Rüstungswerte wie Rheinmetall verlieren hingegen deutlich an Wert. Ein weiterer Schwerpunkt ist eine mögliche strategische KI-Allianz zwischen Deutschland und Kanada, wobei die Bundesregierung einen Zusammenschluss der Unternehmen Aleph Alpha und Cohere aktiv fördert, um europäische digitale Souveränität aufzubauen. Abschließend wird das Phänomen der Prognosemärkte diskutiert, wo präzise Wetten auf den Iran-Krieg den Verdacht auf Insiderhandel wecken und deren regulatorische Implikationen hinterfragt werden.
FAQs
Prognose-Märkte wie Polymarket oder Calche sind Plattformen, auf denen Nutzer auf den Ausgang zukünftiger Ereignisse wetten können, z.B. auf den Verlauf von Friedensgesprächen oder politische Entscheidungen. Sie ermöglichen es, durch Wetten Prognosen abzugeben und dabei potenziell Geld zu verdienen.
Die US-Inflationsrate stieg im März im Vergleich zum Vorjahresmonat auf 3,3%, der stärkste Anstieg seit fast zwei Jahren. Haupttreiber waren die Energiepreise, die um 12,5% stiegen, wobei die Kerninflation ohne Energie und Lebensmittel nur leicht auf 2,6% zunahm.

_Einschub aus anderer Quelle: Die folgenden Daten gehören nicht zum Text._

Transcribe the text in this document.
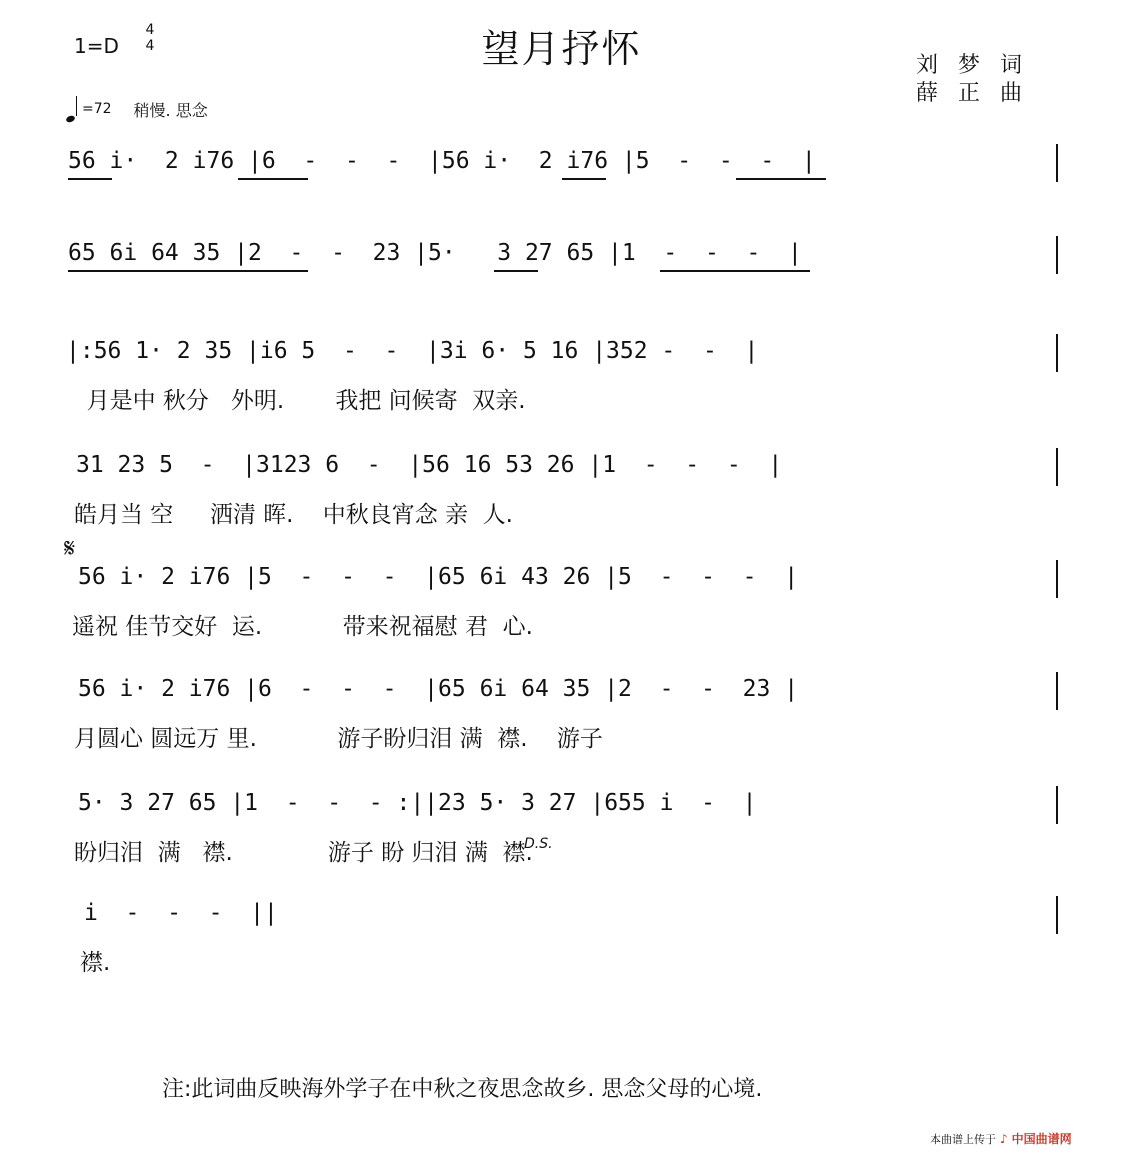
望月抒怀
1=D
4
4
=72 稍慢. 思念
刘梦词
薛正曲
56 i·  2 i76 |6  -  -  -  |56 i·  2 i76 |5  -  -  -  |
65 6i 64 35 |2  -  -  23 |5·   3 27 65 |1  -  -  -  |
|:56 1· 2 35 |i6 5  -  -  |3i 6· 5 16 |352 -  -  |
月是中 秋分   外明.       我把 问候寄  双亲.
31 23 5  -  |3123 6  -  |56 16 53 26 |1  -  -  -  |
皓月当 空     洒清 晖.    中秋良宵念 亲  人.
𝄋
56 i· 2 i76 |5  -  -  -  |65 6i 43 26 |5  -  -  -  |
遥祝 佳节交好  运.           带来祝福慰 君  心.
56 i· 2 i76 |6  -  -  -  |65 6i 64 35 |2  -  -  23 |
月圆心 圆远万 里.           游子盼归泪 满  襟.    游子
5· 3 27 65 |1  -  -  - :||23 5· 3 27 |655 i  -  |
盼归泪  满   襟.             游子 盼 归泪 满  襟.
D.S.
i  -  -  -  ||
襟.
注:此词曲反映海外学子在中秋之夜思念故乡. 思念父母的心境.
本曲谱上传于 ♪ 中国曲谱网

Der DAX erholte sich leicht, während Rüstungsaktien wie Rheinmetall deutlich fielen. Der Ölpreis liegt bei etwa 96 USD pro Barrel, deutlich unter den Höchstwerten, aber über dem Niveau vor Kriegsbeginn, wobei die Lage weiter unsicher bleibt.
Die deutsche Firma Alfa und das kanadische KI-Start-up CoHIR verhandeln über eine Fusion, unterstützt von beiden Regierungen. Ziel ist es, durch eine neue Firma mit Standorten in beiden Ländern mehr digitale Souveränität zu erreichen und Abhängigkeiten von US-Konzernen zu verringern.
Die Bundesregierung agiert als potenzieller Ankerkunde, z.B. für Verwaltungsdigitalisierung, und könnte finanzielle Beteiligungen erwägen. Sie fördert die Allianz, um europäische Alternativen im KI-Bereich zu stärken und technologische Unabhängigkeit zu unterstützen.
CoHIR hat eine Bewertung von 6,8 Mrd. USD und jährliche Umsätze von 240 Mio. USD, während Alfa mit etwa 446 Mio. Euro bewertet wird und nach Stellenabbau sowie Führungswechseln schwächer dasteht. Die Fusion könnte CoHir den Einstieg in den deutschen Markt erleichtern.